244 Dans ces conditions, étant donné qu’il lui appartenait de se prononcer en tenant compte de la rupture de la relation contractuelle intervenue au terme du dernier CDD, que M. Jenkinson estime être une partie d’un seul CDI, il n’apparaît pas que le Tribunal ait commis une erreur de droit en ayant débuté son analyse avec l’examen des prétendus liens entre les onze CDD plutôt que d’examiner d’emblée l’ensemble des CDD conclus par M. Jenkinson, y compris ceux relatifs à son emploi auprès de l’EUMM et
de la MPUE.
245 Dès lors que le Tribunal a conclu, au point 188 de l’arrêt attaqué, qu’il existait des raisons objectives permettant de justifier la conclusion de chacun des onze CDD et que, partant, la demande de requalification de ces onze CDD en un CDI unique devait être rejetée, il ne saurait être valablement reproché au Tribunal de ne pas avoir, aux fins de statuer sur le premier chef de conclusions, élargi son examen aux CDD relatifs à l’emploi de celui-ci au sein de l’EUMM et de la MPUE.
246 En effet, étant donné que le Tribunal a considéré, sans que cela soit valablement contesté, que le dernier contrat conclu entre M. Jenkinson et Eulex Kosovo avait pu être légalement conclu à durée déterminée, il pouvait en déduire que ce contrat ne se plaçait pas au sein d’une relation contractuelle à durée indéterminée. Or, dès lors que cette appréciation suffisait à exclure que la fin de ce dernier contrat ait pu constituer une rupture d’un CDI, l’appréciation qui pouvait être portée sur les
CDD relatifs aux activités de M. Jenkinson au sein de l’EUMM et de la MPUE n’aurait pas pu, en tout état de cause, modifier cette constatation.
247 Il ressort de ce qui précède que M. Jenkinson ne parvient pas à démontrer que le Tribunal a commis une erreur de droit en considérant, au point 82 de l’arrêt attaqué, qu’il n’y avait pas lieu de prendre en compte ces CDD, afin de statuer sur les demandes introduites dans le cadre du premier chef de conclusions.
248 Cette conclusion n’est pas remise en cause par l’argument de M. Jenkinson selon lequel, au point 232 de cet arrêt, le Tribunal aurait relevé une continuité d’emploi au sein des trois missions concernées. En effet, à ce point, le Tribunal n’a pas procédé à une telle constatation. Partant, cet argument, qui procède d’une lecture erronée dudit point, doit être rejeté comme étant non fondé.

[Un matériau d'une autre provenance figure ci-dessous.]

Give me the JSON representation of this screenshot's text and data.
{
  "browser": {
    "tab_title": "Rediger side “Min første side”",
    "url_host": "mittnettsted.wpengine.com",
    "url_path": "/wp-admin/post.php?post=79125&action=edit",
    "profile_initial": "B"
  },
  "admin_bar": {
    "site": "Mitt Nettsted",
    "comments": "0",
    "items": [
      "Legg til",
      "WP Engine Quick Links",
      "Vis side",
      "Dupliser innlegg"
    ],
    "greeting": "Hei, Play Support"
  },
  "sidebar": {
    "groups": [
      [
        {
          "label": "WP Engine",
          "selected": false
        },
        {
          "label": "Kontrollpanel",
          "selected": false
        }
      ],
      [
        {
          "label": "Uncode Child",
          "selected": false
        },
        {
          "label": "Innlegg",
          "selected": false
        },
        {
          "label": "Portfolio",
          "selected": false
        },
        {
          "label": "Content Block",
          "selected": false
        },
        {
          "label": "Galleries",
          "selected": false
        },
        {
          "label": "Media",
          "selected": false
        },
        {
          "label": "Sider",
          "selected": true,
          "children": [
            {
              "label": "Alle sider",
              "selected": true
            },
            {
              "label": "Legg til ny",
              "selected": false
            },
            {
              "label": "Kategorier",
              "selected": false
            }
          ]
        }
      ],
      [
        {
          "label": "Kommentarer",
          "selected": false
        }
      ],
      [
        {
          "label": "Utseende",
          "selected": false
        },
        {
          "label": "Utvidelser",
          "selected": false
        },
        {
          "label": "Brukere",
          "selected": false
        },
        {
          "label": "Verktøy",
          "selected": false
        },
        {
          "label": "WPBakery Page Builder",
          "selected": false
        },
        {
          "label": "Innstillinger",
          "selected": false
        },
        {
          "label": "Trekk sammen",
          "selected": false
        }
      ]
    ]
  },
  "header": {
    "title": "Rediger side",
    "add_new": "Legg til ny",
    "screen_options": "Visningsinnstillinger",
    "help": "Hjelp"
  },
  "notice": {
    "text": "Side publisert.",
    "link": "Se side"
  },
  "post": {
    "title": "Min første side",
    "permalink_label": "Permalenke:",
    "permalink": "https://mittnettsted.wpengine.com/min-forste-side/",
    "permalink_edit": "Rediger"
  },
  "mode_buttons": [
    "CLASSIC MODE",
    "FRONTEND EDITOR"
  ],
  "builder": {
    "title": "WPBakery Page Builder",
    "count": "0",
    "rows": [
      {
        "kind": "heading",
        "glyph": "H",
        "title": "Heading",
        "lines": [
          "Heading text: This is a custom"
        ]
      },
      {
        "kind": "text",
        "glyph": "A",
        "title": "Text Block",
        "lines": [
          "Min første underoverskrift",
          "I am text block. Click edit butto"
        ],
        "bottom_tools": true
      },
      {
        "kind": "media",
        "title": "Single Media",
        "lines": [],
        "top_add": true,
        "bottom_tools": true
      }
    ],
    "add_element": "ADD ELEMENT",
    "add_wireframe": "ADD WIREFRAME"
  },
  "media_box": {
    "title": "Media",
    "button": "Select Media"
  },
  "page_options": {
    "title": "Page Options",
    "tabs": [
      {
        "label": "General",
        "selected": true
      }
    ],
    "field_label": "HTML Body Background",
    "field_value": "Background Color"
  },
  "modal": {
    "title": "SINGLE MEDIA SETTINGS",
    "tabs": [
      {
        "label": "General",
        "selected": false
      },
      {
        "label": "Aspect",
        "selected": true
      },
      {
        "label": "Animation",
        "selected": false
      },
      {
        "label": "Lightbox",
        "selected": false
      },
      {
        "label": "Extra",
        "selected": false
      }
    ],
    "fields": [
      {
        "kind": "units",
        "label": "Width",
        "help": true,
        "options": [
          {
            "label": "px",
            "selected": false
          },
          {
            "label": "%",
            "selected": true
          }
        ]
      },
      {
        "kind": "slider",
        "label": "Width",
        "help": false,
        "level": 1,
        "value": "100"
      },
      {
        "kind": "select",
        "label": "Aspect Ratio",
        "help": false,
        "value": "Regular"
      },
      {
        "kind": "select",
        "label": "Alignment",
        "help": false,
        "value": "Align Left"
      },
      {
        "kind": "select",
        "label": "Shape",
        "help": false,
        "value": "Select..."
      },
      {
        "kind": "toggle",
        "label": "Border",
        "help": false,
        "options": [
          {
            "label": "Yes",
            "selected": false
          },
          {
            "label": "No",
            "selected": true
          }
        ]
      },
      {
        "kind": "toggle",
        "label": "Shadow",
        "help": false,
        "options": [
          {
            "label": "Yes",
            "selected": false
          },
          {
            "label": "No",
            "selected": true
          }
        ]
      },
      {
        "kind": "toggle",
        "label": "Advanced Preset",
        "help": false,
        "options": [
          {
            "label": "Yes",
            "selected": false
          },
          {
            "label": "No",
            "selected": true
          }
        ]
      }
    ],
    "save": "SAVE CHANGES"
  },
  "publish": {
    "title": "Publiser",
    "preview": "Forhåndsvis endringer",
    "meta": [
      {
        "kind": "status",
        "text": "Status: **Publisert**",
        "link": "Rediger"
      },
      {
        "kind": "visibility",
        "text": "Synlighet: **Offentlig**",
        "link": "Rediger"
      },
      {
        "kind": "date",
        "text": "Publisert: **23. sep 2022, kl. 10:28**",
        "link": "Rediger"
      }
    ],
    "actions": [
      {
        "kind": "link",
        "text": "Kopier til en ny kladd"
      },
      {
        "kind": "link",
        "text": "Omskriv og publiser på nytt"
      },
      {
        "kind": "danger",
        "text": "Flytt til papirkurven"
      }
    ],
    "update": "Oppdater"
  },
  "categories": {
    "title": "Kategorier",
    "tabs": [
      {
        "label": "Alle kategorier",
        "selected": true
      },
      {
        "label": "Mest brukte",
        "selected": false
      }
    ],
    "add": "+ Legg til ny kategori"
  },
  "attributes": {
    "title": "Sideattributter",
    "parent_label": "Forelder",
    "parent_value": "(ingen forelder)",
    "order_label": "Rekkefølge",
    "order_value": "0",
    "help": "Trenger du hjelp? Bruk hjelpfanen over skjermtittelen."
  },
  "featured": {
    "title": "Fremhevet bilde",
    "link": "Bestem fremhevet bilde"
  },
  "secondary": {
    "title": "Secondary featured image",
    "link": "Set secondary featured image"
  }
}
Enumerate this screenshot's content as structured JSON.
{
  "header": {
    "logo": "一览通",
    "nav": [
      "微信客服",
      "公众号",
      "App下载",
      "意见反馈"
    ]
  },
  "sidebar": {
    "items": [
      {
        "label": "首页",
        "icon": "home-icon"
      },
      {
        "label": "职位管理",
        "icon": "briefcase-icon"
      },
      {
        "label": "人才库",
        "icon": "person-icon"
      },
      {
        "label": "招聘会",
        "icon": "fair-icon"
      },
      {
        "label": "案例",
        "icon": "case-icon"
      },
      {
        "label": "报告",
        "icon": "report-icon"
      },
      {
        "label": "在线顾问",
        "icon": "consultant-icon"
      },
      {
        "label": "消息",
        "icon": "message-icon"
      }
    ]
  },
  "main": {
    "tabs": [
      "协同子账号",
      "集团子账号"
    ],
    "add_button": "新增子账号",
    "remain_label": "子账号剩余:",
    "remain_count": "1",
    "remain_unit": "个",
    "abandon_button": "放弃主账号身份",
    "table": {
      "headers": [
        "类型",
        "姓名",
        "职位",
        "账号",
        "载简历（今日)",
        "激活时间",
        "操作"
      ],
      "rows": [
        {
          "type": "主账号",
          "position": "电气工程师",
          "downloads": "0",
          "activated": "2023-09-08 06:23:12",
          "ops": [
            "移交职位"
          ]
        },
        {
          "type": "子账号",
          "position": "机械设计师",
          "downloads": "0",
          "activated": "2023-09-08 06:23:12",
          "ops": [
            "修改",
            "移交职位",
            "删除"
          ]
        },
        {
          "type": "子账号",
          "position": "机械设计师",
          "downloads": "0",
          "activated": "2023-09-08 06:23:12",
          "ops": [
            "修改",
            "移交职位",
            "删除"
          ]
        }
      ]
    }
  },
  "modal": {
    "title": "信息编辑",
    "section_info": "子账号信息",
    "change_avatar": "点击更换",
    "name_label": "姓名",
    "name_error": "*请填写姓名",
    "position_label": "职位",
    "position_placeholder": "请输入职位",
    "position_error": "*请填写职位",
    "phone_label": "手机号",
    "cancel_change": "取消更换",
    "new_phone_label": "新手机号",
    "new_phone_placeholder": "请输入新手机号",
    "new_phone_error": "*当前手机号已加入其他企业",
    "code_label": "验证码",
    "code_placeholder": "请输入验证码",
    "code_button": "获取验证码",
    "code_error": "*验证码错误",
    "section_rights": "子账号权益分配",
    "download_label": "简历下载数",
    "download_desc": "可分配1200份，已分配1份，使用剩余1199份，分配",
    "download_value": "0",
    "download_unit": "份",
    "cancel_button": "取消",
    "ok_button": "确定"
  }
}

249 S’agissant de l’argument de M. Jenkinson mentionné au point 232 du présent arrêt, il suffit de constater que celui-ci se borne à affirmer que l’absence d’examen, d’une part, de la relation contractuelle nouée entre lui-même et les parties défenderesses autres qu’Eulex Kosovo ainsi que, d’autre part, de la notion d’« emploi continu auprès d’un ou de plusieurs employeurs » reviendrait à nier la portée du point 77 de l’arrêt attaqué, sans développer aucune argumentation au soutien de cette
affirmation. Il s’ensuit que cet argument ne répond pas aux exigences visées aux points 60 et 61 du présent arrêt et, partant, doit être rejeté comme étant irrecevable.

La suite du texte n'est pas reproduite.